Why I obtained different results than you and other in the GridSearchCV?

echidne · 20 June 2021 14:05

Hi,
when i take a look to results shown by others and your solution I see I obtained differents results but I do not know why.
My results :
result gridsearchcv wrapu quizz module 3

You say

Models with any preprocessor and n_neighbors=101 are in the range 0.80 to 0.88.

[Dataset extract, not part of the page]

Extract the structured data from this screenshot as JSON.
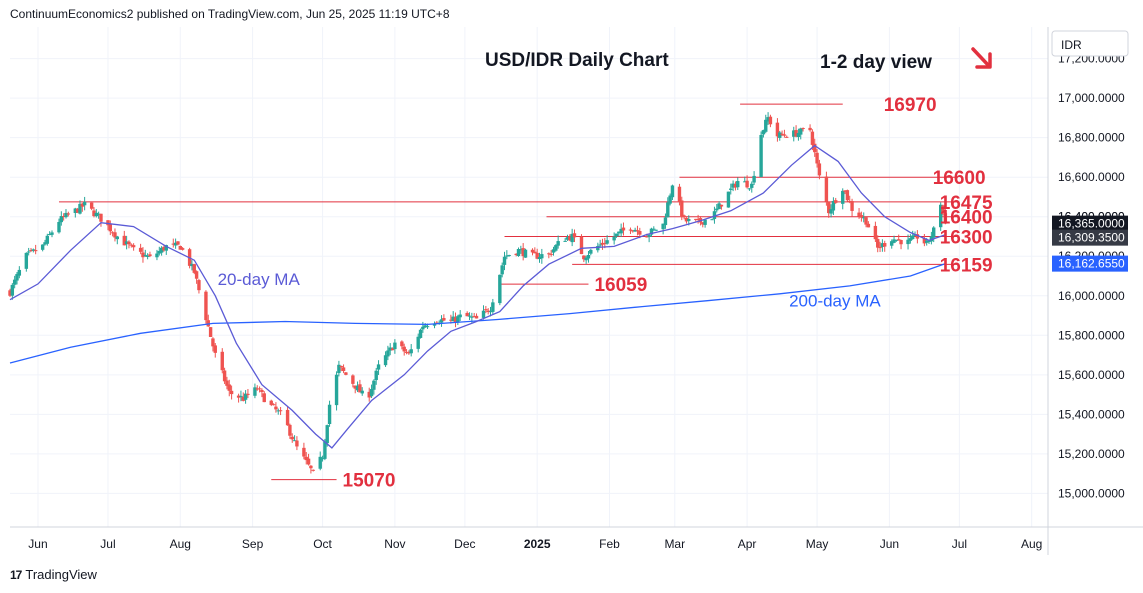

but as you can see on my table me I have scores ranged from 0.87 to 0.91.

My code :

from sklearn.preprocessing import MinMaxScaler
from sklearn.preprocessing import QuantileTransformer
from sklearn.preprocessing import PowerTransformer


all_preprocessors = [
    None,
    StandardScaler(),
    MinMaxScaler(),
    QuantileTransformer(n_quantiles=100),
    PowerTransformer(method="box-cox"),
]

from sklearn.model_selection import GridSearchCV
param_grid ={"preprocessor": all_preprocessors, "classifier__n_neighbors": [5, 51, 101]}
search = GridSearchCV(model, param_grid, cv = 10)
search.fit(data, target)

output :

GridSearchCV(cv=10,
             estimator=Pipeline(steps=[('preprocessor', None),
                                       ('classifier', KNeighborsClassifier())]),
             param_grid={'classifier__n_neighbors': [5, 51, 101],
                         'preprocessor': [None, StandardScaler(),
                                          MinMaxScaler(),
                                          QuantileTransformer(n_quantiles=100),
                                          PowerTransformer(method='box-cox')]})

to see the table :

pd.DataFrame(search.cv_results_)[["param_classifier__n_neighbors", "param_preprocessor", "mean_test_score", "std_test_score", "rank_test_score"]].sort_values('rank_test_score')

ThomasLoock · 20 June 2021 14:33

Hi,
in Question 3 the task is given as

Use sklearn.model_selection.GridSearchCV to study the impact of the choice of the preprocessor and the number of neighbors on the 10-fold cross-validated balanced_accuracy metric.

This parameter is missing in your code. It should be:

search = GridSearchCV(model, param_grid=param_grid,
                          scoring="balanced_accuracy",
                          cv = 10)

echidne · 20 June 2021 17:42

Indeed I forgot to reproduce the metric in the GridSearchCV.
Thanks @ThomasLoock